Kuzey Kıbrıs Türk Cumhuriyeti (KKTC) Cumhurbaşkanı Mustafa Akıncı'nın 'iki kardeş ülke' demesinde sakınca görmediğini vurgulayan CHP, Kıbrıs müzakerelerinin de KKTC'nin ilk Cumhurbaşkanı Rauf Denktaş çizgisinde yürümesi gerektiğini belirtiyor. MHP'ye göre Erdoğan ile Akıncı'nın basının önünde bu tür açıklamalar yapması yanlış, Akıncı da Kıbrıs meselesinde yeterli bilgiyi aldıktan sonra konuşmalı. KKTC Cumhurbaşkanı'na destek veren HDP ise, Akıncı'nın tutumunun genel politika ölçütü olması gerektiği görüşünde.
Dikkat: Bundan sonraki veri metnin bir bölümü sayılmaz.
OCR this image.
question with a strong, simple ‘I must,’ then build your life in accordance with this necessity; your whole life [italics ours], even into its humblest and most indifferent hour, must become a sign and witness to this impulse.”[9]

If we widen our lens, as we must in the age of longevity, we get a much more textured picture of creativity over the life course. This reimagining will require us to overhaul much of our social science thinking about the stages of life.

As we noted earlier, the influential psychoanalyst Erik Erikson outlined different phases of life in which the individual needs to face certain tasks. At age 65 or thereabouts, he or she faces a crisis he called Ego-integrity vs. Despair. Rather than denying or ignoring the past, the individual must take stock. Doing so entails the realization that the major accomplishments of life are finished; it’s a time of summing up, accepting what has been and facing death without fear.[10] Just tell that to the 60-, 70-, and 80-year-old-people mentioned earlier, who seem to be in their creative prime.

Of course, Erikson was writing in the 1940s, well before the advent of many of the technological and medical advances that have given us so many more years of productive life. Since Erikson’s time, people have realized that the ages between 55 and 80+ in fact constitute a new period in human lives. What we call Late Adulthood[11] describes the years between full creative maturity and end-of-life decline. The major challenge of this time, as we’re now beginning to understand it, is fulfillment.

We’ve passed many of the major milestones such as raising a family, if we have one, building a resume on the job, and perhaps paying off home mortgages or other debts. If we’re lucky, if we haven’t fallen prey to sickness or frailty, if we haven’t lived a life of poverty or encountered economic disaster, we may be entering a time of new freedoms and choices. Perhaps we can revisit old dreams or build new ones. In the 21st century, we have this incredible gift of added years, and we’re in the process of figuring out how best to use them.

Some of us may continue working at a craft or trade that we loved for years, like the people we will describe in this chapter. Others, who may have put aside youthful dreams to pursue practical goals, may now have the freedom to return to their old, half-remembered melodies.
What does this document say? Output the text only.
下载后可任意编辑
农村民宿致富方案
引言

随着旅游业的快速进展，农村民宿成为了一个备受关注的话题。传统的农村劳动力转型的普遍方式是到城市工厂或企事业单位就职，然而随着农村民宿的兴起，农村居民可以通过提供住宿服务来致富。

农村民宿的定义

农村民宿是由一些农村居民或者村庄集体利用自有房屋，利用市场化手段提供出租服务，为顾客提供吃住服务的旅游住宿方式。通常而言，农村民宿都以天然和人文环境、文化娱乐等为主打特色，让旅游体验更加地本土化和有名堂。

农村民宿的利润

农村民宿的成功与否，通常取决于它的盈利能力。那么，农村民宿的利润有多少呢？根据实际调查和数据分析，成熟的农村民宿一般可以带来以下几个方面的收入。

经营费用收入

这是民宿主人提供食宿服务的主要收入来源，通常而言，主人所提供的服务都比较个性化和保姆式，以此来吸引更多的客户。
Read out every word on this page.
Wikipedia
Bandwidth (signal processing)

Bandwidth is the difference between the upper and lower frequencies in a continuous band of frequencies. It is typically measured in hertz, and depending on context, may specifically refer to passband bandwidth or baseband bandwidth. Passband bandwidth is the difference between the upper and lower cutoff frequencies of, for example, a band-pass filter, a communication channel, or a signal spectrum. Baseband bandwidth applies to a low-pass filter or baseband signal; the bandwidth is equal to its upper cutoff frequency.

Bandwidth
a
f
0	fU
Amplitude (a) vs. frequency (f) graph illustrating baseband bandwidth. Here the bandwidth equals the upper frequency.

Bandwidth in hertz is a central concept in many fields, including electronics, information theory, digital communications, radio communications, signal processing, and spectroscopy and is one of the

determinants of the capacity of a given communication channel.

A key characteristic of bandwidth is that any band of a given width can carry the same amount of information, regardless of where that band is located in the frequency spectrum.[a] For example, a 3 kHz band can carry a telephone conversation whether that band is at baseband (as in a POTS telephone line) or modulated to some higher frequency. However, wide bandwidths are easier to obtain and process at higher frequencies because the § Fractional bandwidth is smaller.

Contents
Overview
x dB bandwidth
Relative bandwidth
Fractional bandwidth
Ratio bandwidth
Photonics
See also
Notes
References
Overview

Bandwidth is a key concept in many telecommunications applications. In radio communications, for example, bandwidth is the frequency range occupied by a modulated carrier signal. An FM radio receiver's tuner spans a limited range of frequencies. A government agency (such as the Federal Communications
CHP: 'İKİ KARDEŞ ÜLKE' DENİLMESİNDE SAKINCA YOK
MÜZAKERELER DENKTAŞ ÇİZGİSİNDE YÜRÜMELİ
Mustafa Akıncı'nın KKTC Cumhurbaşkanı seçilmesinin Kıbrıs müzakerelerin nasıl etkileyeceğine ilişkin soru üzerine de CHP'li Hamzaçebi, şunları söyledi:
"Türkiye'nin Kıbrıs'taki duruşu belidir. Sayın Erdoğan'ın başbakanlığının ilk dönemlerinde bu duruştan bir sapma olduysa da, şu anda Türkiye tarihsel çizgisini korumaktadır. İki devletli bir federasyon. Türkiye'nin tarihsel duruşu budur. Bu çerçevede çözüme ulaşacak bir politika yürütür diye düşünüyorum. Büyük devlet adamı Rauf Denktaş'ın ortaya koymuş olduğu tarihsel çizgiye, Kıbrıslı Türklerin sahip çıkması gerekir."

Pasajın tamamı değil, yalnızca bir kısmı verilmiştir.